Pada suatu sore seorang ayah bersama anaknya yang baru saja menamatkan
pendidikan tinggi duduk berbincang-bincang di halaman sambil
memperhatikan suasana di sekitar mereka.
Tiba-tiba seekor burung
gagak hinggap di ranting pohon. Si ayah lalu menunjuk ke arah gagak
sambil bertanya, “Nak, apakah benda tersebut?”
“Burung
gagak”, jawab si anak. Si ayah mengangguk-angguk, namun beberapa saat
kemudian mengulangi lagi pertanyaan yang sama. Si anak menyangka ayahnya
kurang mendengar jawabannya tadi lalu menjawab dengan sedikit keras,
“Itu burung gagak ayah!”
Tetapi sejenak kemudian si ayah bertanya
lagi pertanyaan yang sama. Si anak merasa agak marah dengan pertanyaan
yang sama dan diulang-ulang, lalu menjawab dengan lebih keras, “BURUNG
GAGAK!!” Si ayah terdiam seketika. Namun tidak lama kemudian sekali lagi
mengajukan pertanyaan yang sama sehingga membuatkan si anak kehilangan
kesabaran dan menjawab dengan nada yang ogah-ogahan menjawab pertanyaan
si ayah, “Gagak ayah.......”.
Tetapi kembali mengejutkan si anak,
beberapa saat kemudian si ayah sekali lagi membuka mulut hanya untuk
bertanyakan pertanyaan yang sama. Dan kali ini si anak benar-benar
kehilangan kesabaran dan menjadi marah.
“Ayah!!! saya tidak
mengerti ayah mengerti atau tidak. Tapi sudah lima kali ayah menanyakan
pertanyaan tersebut dan sayapun sudah memberikan jawabannya. Apakah yang
ayah ingin saya katakan???? Itu burung gagak, burung gagak ayah.....”,
kata si anak dengan nada yang begitu marah.
Si ayah kemudian
bangkit menuju ke dalam rumah meninggalkan si anak yang terheran-heran.

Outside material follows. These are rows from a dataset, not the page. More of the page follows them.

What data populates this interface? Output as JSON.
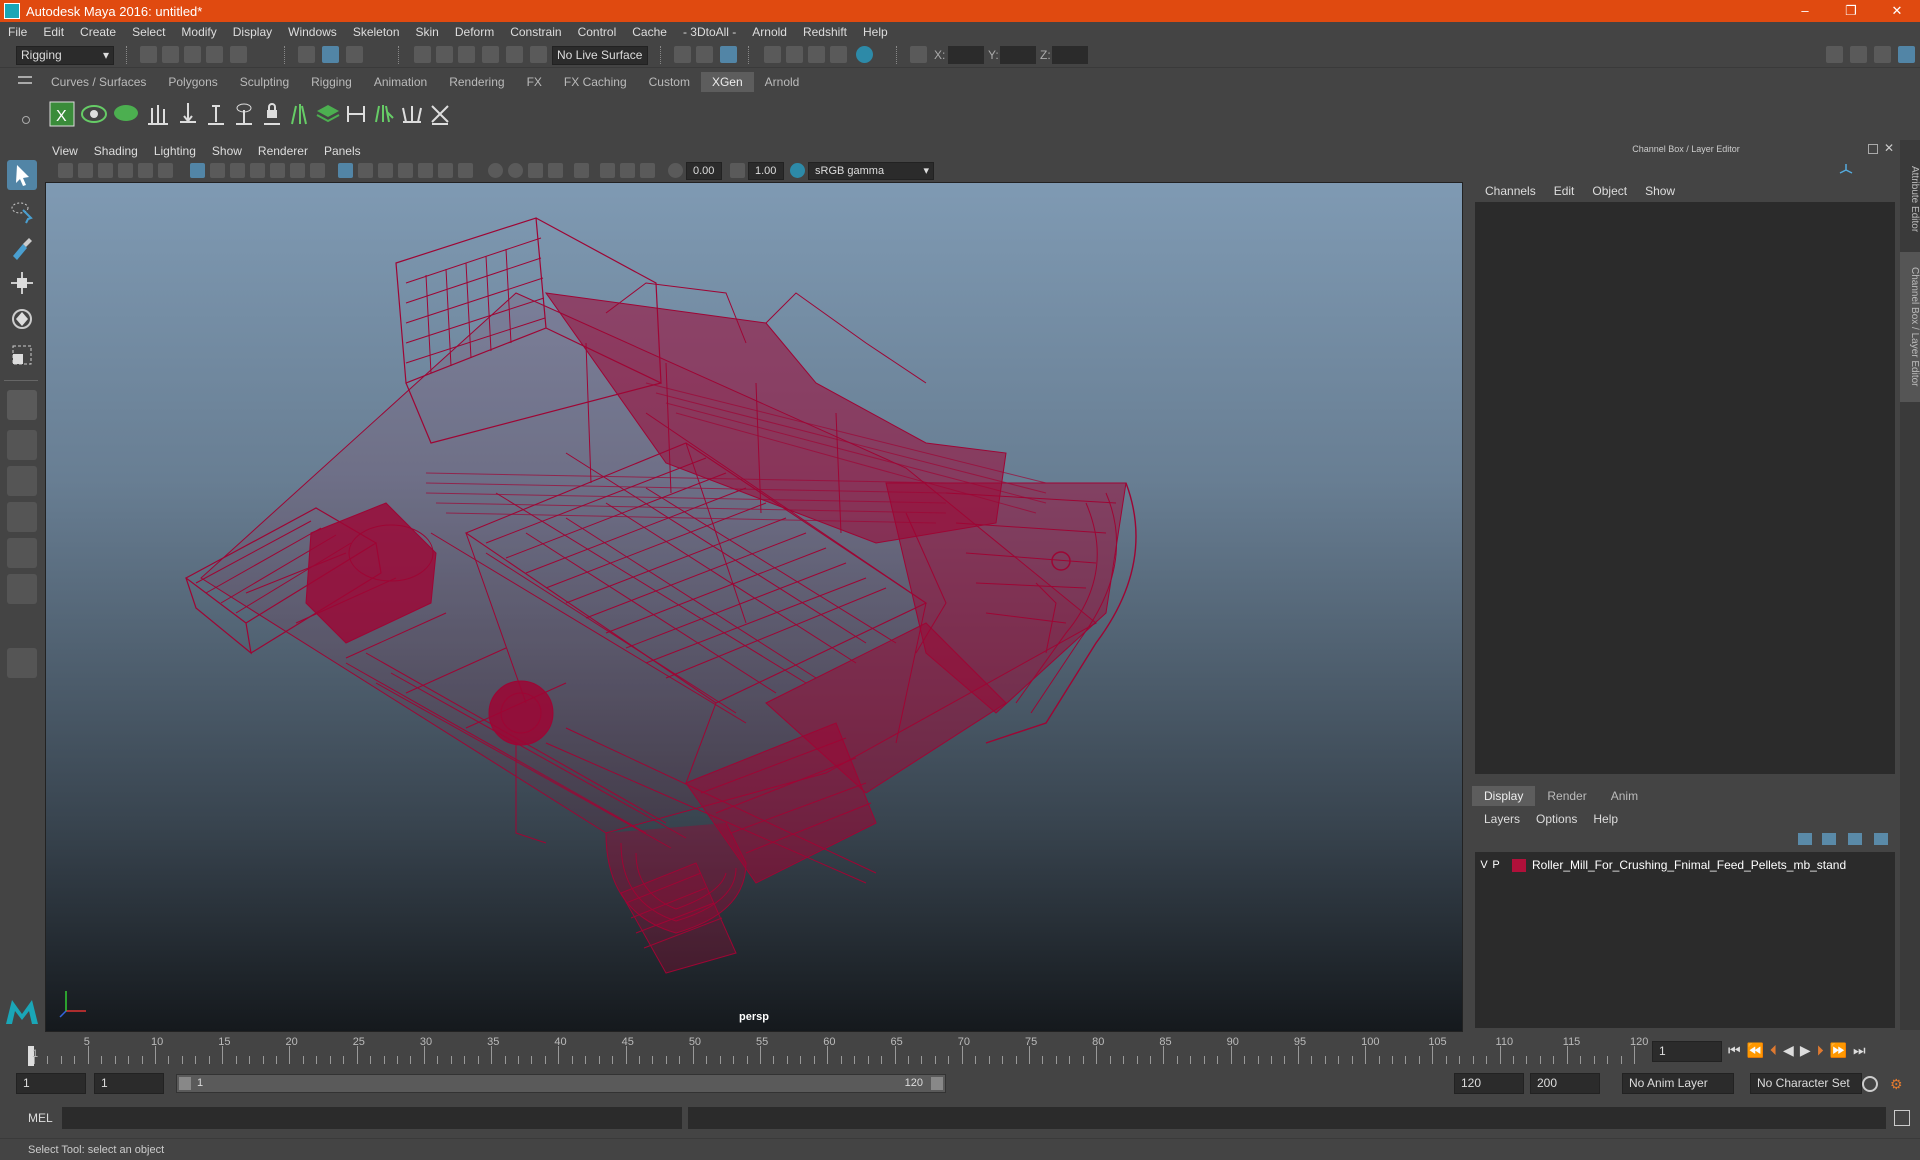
{
  "window": {
    "title": "Autodesk Maya 2016: untitled*",
    "minimize": "–",
    "restore": "❐",
    "close": "✕"
  },
  "menu": [
    "File",
    "Edit",
    "Create",
    "Select",
    "Modify",
    "Display",
    "Windows",
    "Skeleton",
    "Skin",
    "Deform",
    "Constrain",
    "Control",
    "Cache",
    "- 3DtoAll -",
    "Arnold",
    "Redshift",
    "Help"
  ],
  "statusline": {
    "mode": "Rigging",
    "live_surface": "No Live Surface",
    "x_label": "X:",
    "y_label": "Y:",
    "z_label": "Z:"
  },
  "shelf": {
    "tabs": [
      "Curves / Surfaces",
      "Polygons",
      "Sculpting",
      "Rigging",
      "Animation",
      "Rendering",
      "FX",
      "FX Caching",
      "Custom",
      "XGen",
      "Arnold"
    ],
    "active": "XGen"
  },
  "viewport": {
    "menu": [
      "View",
      "Shading",
      "Lighting",
      "Show",
      "Renderer",
      "Panels"
    ],
    "exposure": "0.00",
    "gamma": "1.00",
    "color_space": "sRGB gamma",
    "camera": "persp",
    "wire_color": "#9e0534",
    "bg_top": "#7f9ab3",
    "bg_bottom": "#15191d"
  },
  "channel_box": {
    "title": "Channel Box / Layer Editor",
    "menu": [
      "Channels",
      "Edit",
      "Object",
      "Show"
    ]
  },
  "side_tabs": [
    "Attribute Editor",
    "Channel Box / Layer Editor"
  ],
  "layer_editor": {
    "tabs": [
      "Display",
      "Render",
      "Anim"
    ],
    "active": "Display",
    "menu": [
      "Layers",
      "Options",
      "Help"
    ],
    "layers": [
      {
        "v": "V",
        "p": "P",
        "color": "#b0103a",
        "name": "Roller_Mill_For_Crushing_Fnimal_Feed_Pellets_mb_stand"
      }
    ]
  },
  "timeline": {
    "labels": [
      "1",
      "5",
      "10",
      "15",
      "20",
      "25",
      "30",
      "35",
      "40",
      "45",
      "50",
      "55",
      "60",
      "65",
      "70",
      "75",
      "80",
      "85",
      "90",
      "95",
      "100",
      "105",
      "110",
      "115",
      "120"
    ],
    "current_frame": "1"
  },
  "range": {
    "start": "1",
    "anim_start": "1",
    "slider_start": "1",
    "slider_end": "120",
    "anim_end": "120",
    "end": "200",
    "anim_layer": "No Anim Layer",
    "character_set": "No Character Set"
  },
  "command": {
    "label": "MEL"
  },
  "help_line": "Select Tool: select an object"
}
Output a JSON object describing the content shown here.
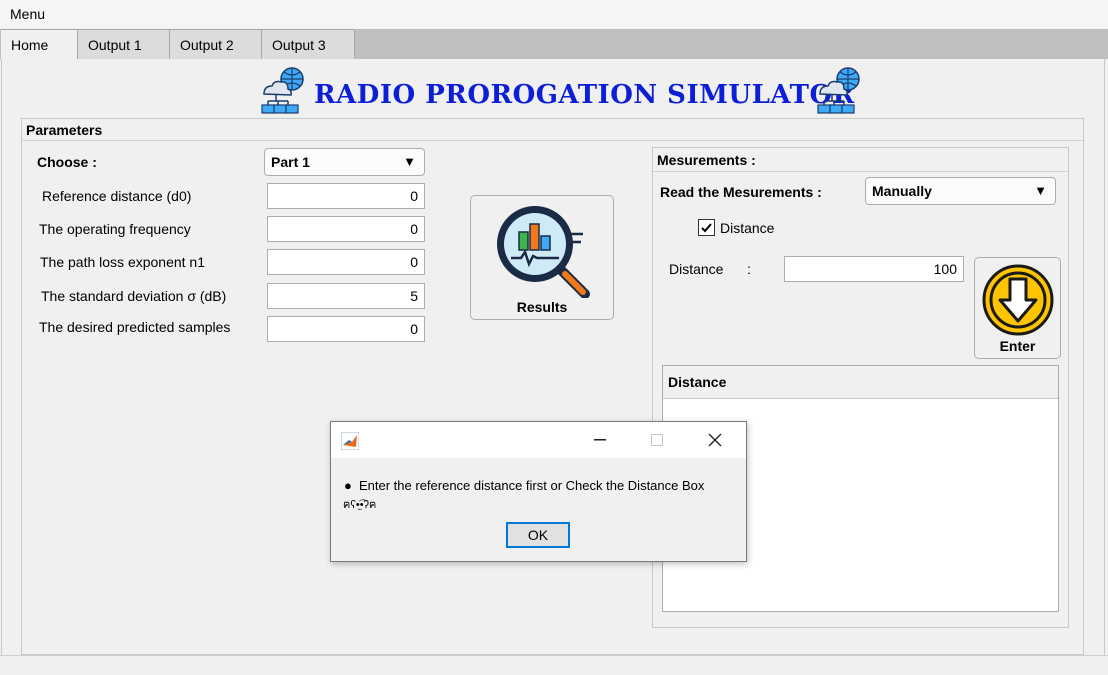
{
  "menu": {
    "label": "Menu"
  },
  "tabs": [
    {
      "label": "Home",
      "active": true
    },
    {
      "label": "Output 1",
      "active": false
    },
    {
      "label": "Output 2",
      "active": false
    },
    {
      "label": "Output 3",
      "active": false
    }
  ],
  "title": "RADIO PROROGATION SIMULATOR",
  "colors": {
    "title": "#0d1fd6",
    "accent_yellow": "#ffc400",
    "focus_blue": "#0078d7"
  },
  "parameters": {
    "title": "Parameters",
    "choose_label": "Choose :",
    "choose_value": "Part 1",
    "fields": [
      {
        "label": "Reference distance (d0)",
        "value": "0"
      },
      {
        "label": "The operating frequency",
        "value": "0"
      },
      {
        "label": "The path loss exponent n1",
        "value": "0"
      },
      {
        "label": "The standard deviation σ (dB)",
        "value": "5"
      },
      {
        "label": "The desired predicted samples",
        "value": "0"
      }
    ],
    "results_button": "Results"
  },
  "measurements": {
    "title": "Mesurements :",
    "read_label": "Read the Mesurements :",
    "read_value": "Manually",
    "checkbox_label": "Distance",
    "checkbox_checked": true,
    "distance_label": "Distance",
    "distance_colon": ":",
    "distance_value": "100",
    "enter_button": "Enter",
    "table_header": "Distance"
  },
  "dialog": {
    "message": "Enter the reference distance first or Check the Distance Box",
    "emoticon": "ฅʕ•̫͡•ʔฅ",
    "ok_label": "OK"
  },
  "icons": {
    "logo": "cloud-network-icon",
    "results": "magnifier-chart-icon",
    "enter": "arrow-down-circle-icon",
    "dialog": "matlab-icon"
  }
}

Sebentar kemudian si ayah keluar lagi dengan membawa sesuatu di
tangannya. Dia mengulurkan benda itu kepada anaknya yang masih marah dan
bertanya-tanya. Ternyata benda tersebut sebuah diari lama. “Coba kau
baca apa yang pernah ayah tulis di dalam buku diary itu”, pinta si ayah.
Si anak taat dan membaca bagian yang berikut.......... “Hari ini aku di
halaman bersama anakku yang genap berumur lima tahun. Tiba-tiba seekor
gagak hinggap di pohon. Anakku terus menunjuk ke arah gagak dan
bertanya, “Ayah, apakah itu?”.
Dan aku menjawab, “Burung gagak”.
Walau
bagaimana pun, anak ku terus bertanya pertanyaan yang sama dan setiap
kali aku menjawab dengan jawaban yang sama. Sampai 25 kali anakku
bertanya demikian, dan demi rasa cinta dan sayang aku terus menjawab
untuk memenuhi perasaan ingin tahunya. Aku berharap bahwa hal tersebut
menjadi suatu pendidikan yang berharga.”
Setelah selesai membaca
bagian tersebut si anak mengangkat muka memandang wajah si ayah yang
kelihatan sayu. Si ayah dengan perlahan bersuara, “ Hari ini ayah baru
menanyakan kepadamu pertanyaan yang sama sebanyak lima kali, dan kau
telah kehilangan kesabaran dan marah.” ……………………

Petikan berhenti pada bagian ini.